La référence aux onomatopées de Lénore est ici incontestable. Cette « migration » poétique a certainement été rendue possible par l’existence de la version signée par Nerval en 1830. Gautier reprendra encore dans ses Jeunes-France[42] le célèbre kling, kling, kling !

Quant à Gérard de Nerval, il pense encore sans aucun doute à Bürger lorsqu’il écrit :

Il entend […] le kling-kling d’une cloche dans la campagne, le hop ! hop ! hop ! d’un cheval au galop, le cric-crac d’une porte qui se brise... Et puis, s’il a une plume, il jette tout cela sur le papier, comme il l’a vu, comme il l’a entendu […][43]

Loin d’être un trait d’écriture spécifique aux poètes d’outre-Rhin, comme Nerval semblait le faire entendre, les onomatopées avaient déjà fait les beaux jours de la poésie française au XVIe siècle[44] et continuaient à donner vie aux chansons des villages. On peut ainsi affirmer que la rencontre des onomatopées de la lyrique allemande fut, pour certains poètes français, l’occasion d’une redécouverte. Pour avoir contribué à réactiver dans la littérature l’univers sonore des onomatopées, la traduction a fait évoluer, tant chez les poètes que chez les traducteurs, l’approche même de l’objet littéraire.

Indubitablement, la traduction de poésie étrangère a eu un impact considérable sur les changements dans la pratique des traducteurs en France, autant et peut-être même plus que la traduction d’autres genres littéraires. L’exemple de la traduction des onomatopées présentes dans Lénore révèle qu’en l’espace d’un demi-siècle environ, on est progressivement passé d’une traduction proche de l’imitation, plus soucieuse de « contenu », à une recherche affirmée de l’expression et de la forme. Cette démarche n’est pas restée sans écho chez les poètes français de l’époque romantique.

Étudier le glissement de la poésie d’une langue à une autre et sa reterritorialisation dans une nouvelle culture permet une approche concrète et subtile des mécanismes de la traduction.

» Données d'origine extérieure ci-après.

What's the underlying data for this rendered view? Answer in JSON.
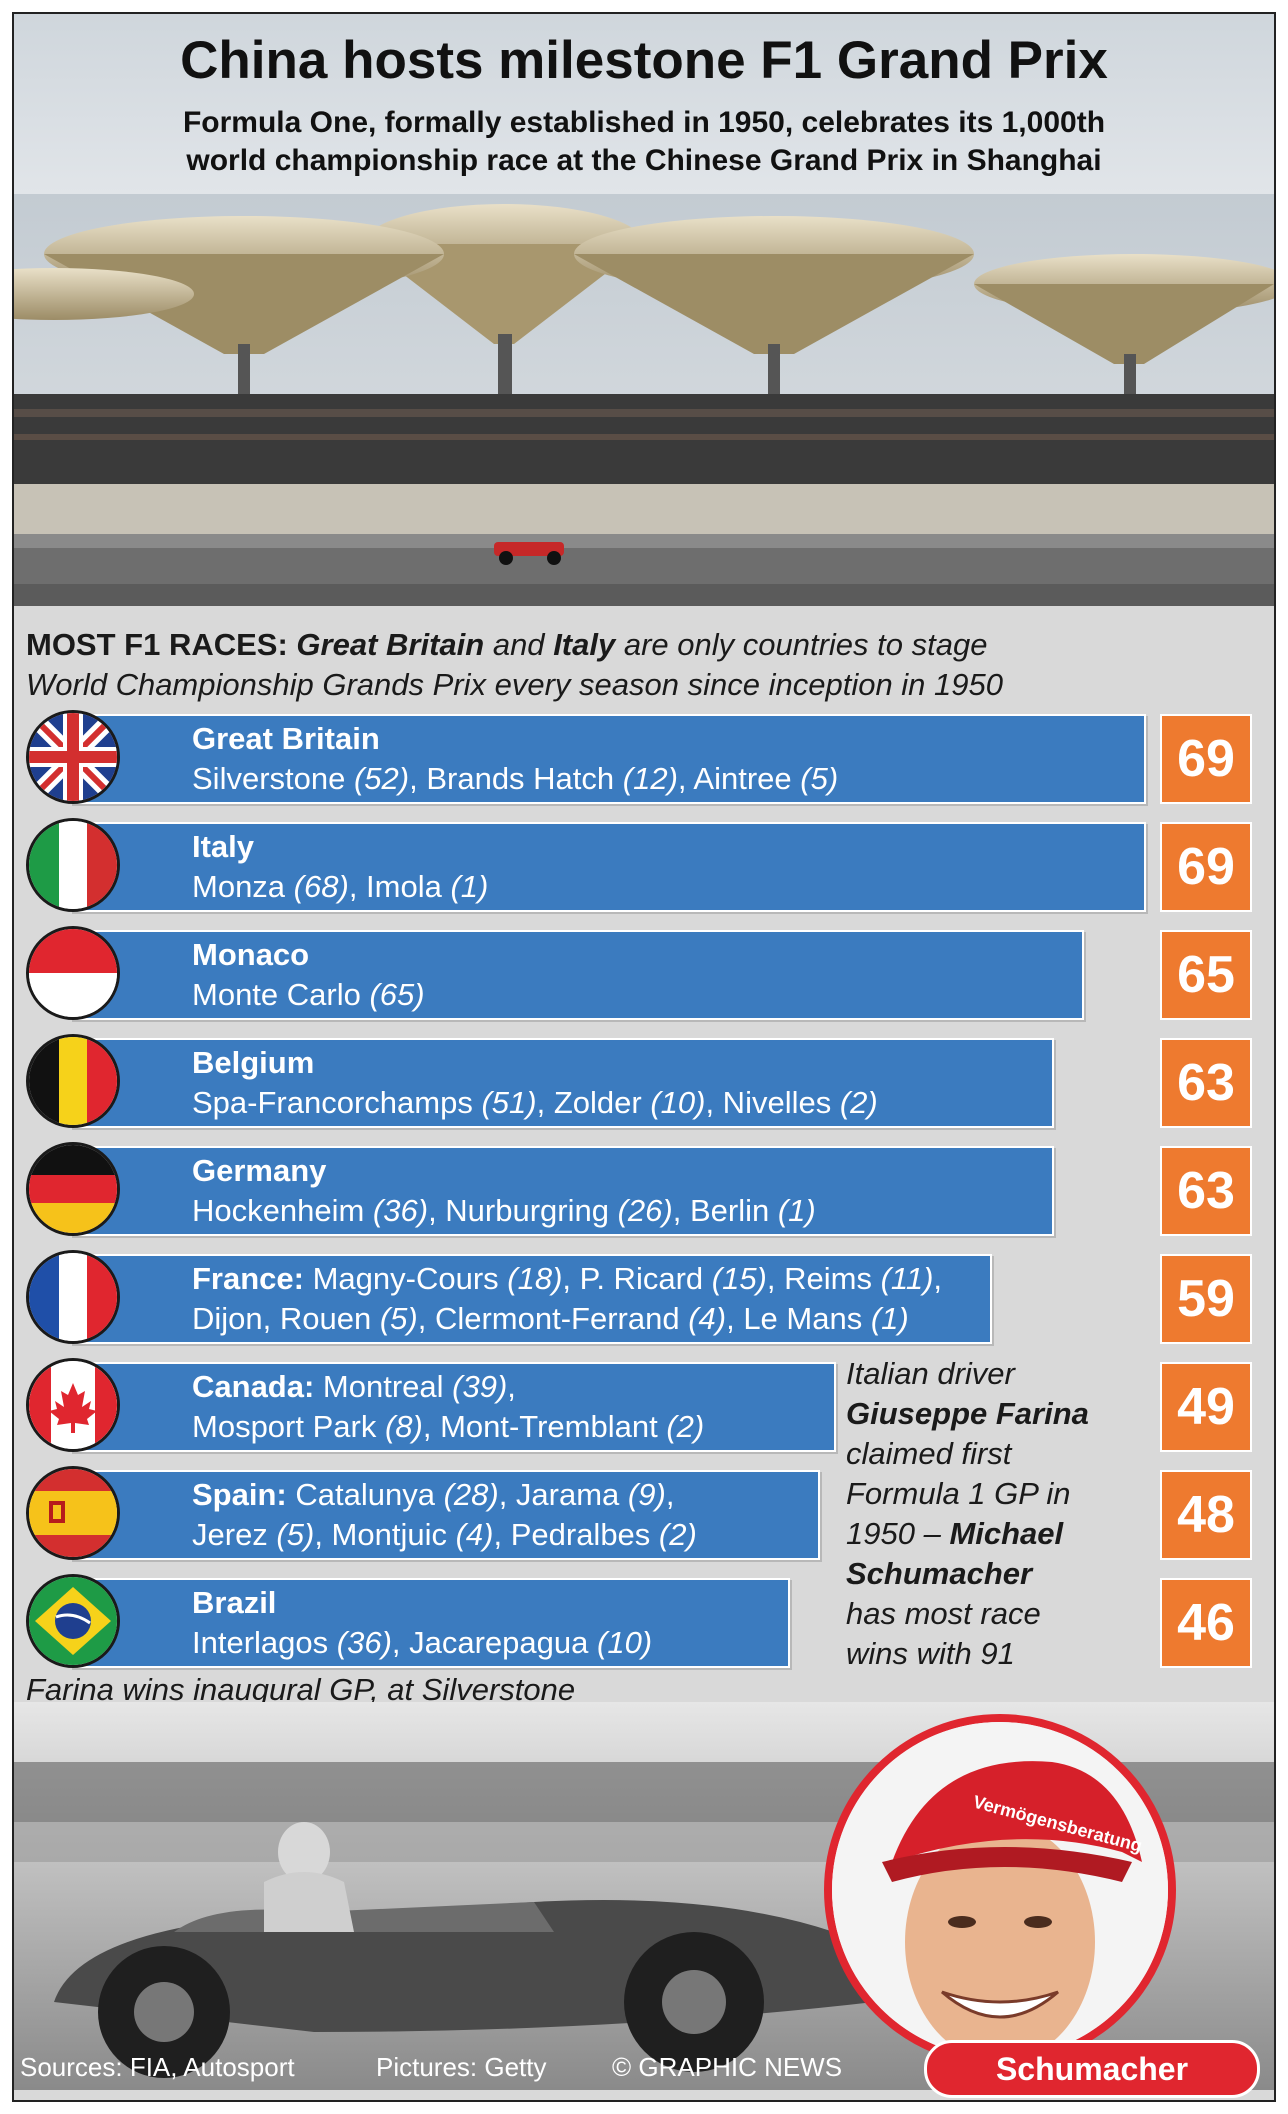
{
  "header": {
    "title": "China hosts milestone F1 Grand Prix",
    "subtitle_line1": "Formula One, formally established in 1950, celebrates its 1,000th",
    "subtitle_line2": "world championship race at the Chinese Grand Prix in Shanghai"
  },
  "chart_heading": {
    "label": "MOST F1 RACES:",
    "gb": "Great Britain",
    "and": "and",
    "italy": "Italy",
    "rest": "are only countries to stage",
    "line2": "World Championship Grands Prix every season since inception in 1950"
  },
  "chart_data": {
    "type": "bar",
    "orientation": "horizontal",
    "categories": [
      "Great Britain",
      "Italy",
      "Monaco",
      "Belgium",
      "Germany",
      "France",
      "Canada",
      "Spain",
      "Brazil"
    ],
    "values": [
      69,
      69,
      65,
      63,
      63,
      59,
      49,
      48,
      46
    ],
    "rows": [
      {
        "country": "Great Britain",
        "suffix": "",
        "line1_after": "",
        "line2": "Silverstone (52), Brands Hatch (12), Aintree (5)",
        "value": "69",
        "flag": "uk-flag-icon"
      },
      {
        "country": "Italy",
        "suffix": "",
        "line1_after": "",
        "line2": "Monza (68), Imola (1)",
        "value": "69",
        "flag": "italy-flag-icon"
      },
      {
        "country": "Monaco",
        "suffix": "",
        "line1_after": "",
        "line2": "Monte Carlo (65)",
        "value": "65",
        "flag": "monaco-flag-icon"
      },
      {
        "country": "Belgium",
        "suffix": "",
        "line1_after": "",
        "line2": "Spa-Francorchamps (51), Zolder (10), Nivelles (2)",
        "value": "63",
        "flag": "belgium-flag-icon"
      },
      {
        "country": "Germany",
        "suffix": "",
        "line1_after": "",
        "line2": "Hockenheim (36), Nurburgring (26), Berlin (1)",
        "value": "63",
        "flag": "germany-flag-icon"
      },
      {
        "country": "France",
        "suffix": ":",
        "line1_after": " Magny-Cours (18), P. Ricard (15), Reims (11),",
        "line2": "Dijon, Rouen (5), Clermont-Ferrand (4), Le Mans (1)",
        "value": "59",
        "flag": "france-flag-icon"
      },
      {
        "country": "Canada",
        "suffix": ":",
        "line1_after": " Montreal (39),",
        "line2": "Mosport Park (8), Mont-Tremblant (2)",
        "value": "49",
        "flag": "canada-flag-icon"
      },
      {
        "country": "Spain",
        "suffix": ":",
        "line1_after": " Catalunya (28), Jarama (9),",
        "line2": "Jerez (5), Montjuic (4), Pedralbes (2)",
        "value": "48",
        "flag": "spain-flag-icon"
      },
      {
        "country": "Brazil",
        "suffix": "",
        "line1_after": "",
        "line2": "Interlagos (36), Jacarepagua (10)",
        "value": "46",
        "flag": "brazil-flag-icon"
      }
    ],
    "colors": {
      "bar": "#3b7bbf",
      "value_box": "#ee7a2f"
    }
  },
  "note": {
    "line1": "Italian driver",
    "line2": "Giuseppe Farina",
    "line3": "claimed first",
    "line4": "Formula 1 GP in",
    "line5a": "1950 – ",
    "line5b": "Michael",
    "line6": "Schumacher",
    "line7": "has most race",
    "line8": "wins with 91"
  },
  "farina_caption": "Farina wins inaugural GP, at Silverstone",
  "schumacher_label": "Schumacher",
  "cap_text": "Vermögensberatung",
  "footer": {
    "sources": "Sources: FIA, Autosport",
    "pictures": "Pictures: Getty",
    "credit": "© GRAPHIC NEWS"
  }
}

Parce qu’elle est avant tout un objet de discours, porteur d’une très forte empreinte énonciative, l’onomatopée pose le problème du discours rapporté en traduction. C’est au « conflit des énonciations » dont parlent les linguistes[45], autrement dit, à la superposition d’instances énonciatives hétérogènes lors du nouvel encodage, que l’on doit les résistances opposées par les onomatopées au moment de leur « translation ».

Une investigation plus large sur la traduction envisagée sous l’angle pragmatique peut certainement permettre de dépasser la simple question des « influences » à l’oeuvre dans une littérature pour aborder des problèmes plus complexes (traduction comme processus énonciatif où s’inscrit en creux la présence du sujet traduisant, comme vecteur du transfert de formes poétiques, de modifications métriques, etc.), créant ainsi un cadre renouvelé pour l’étude du texte littéraire.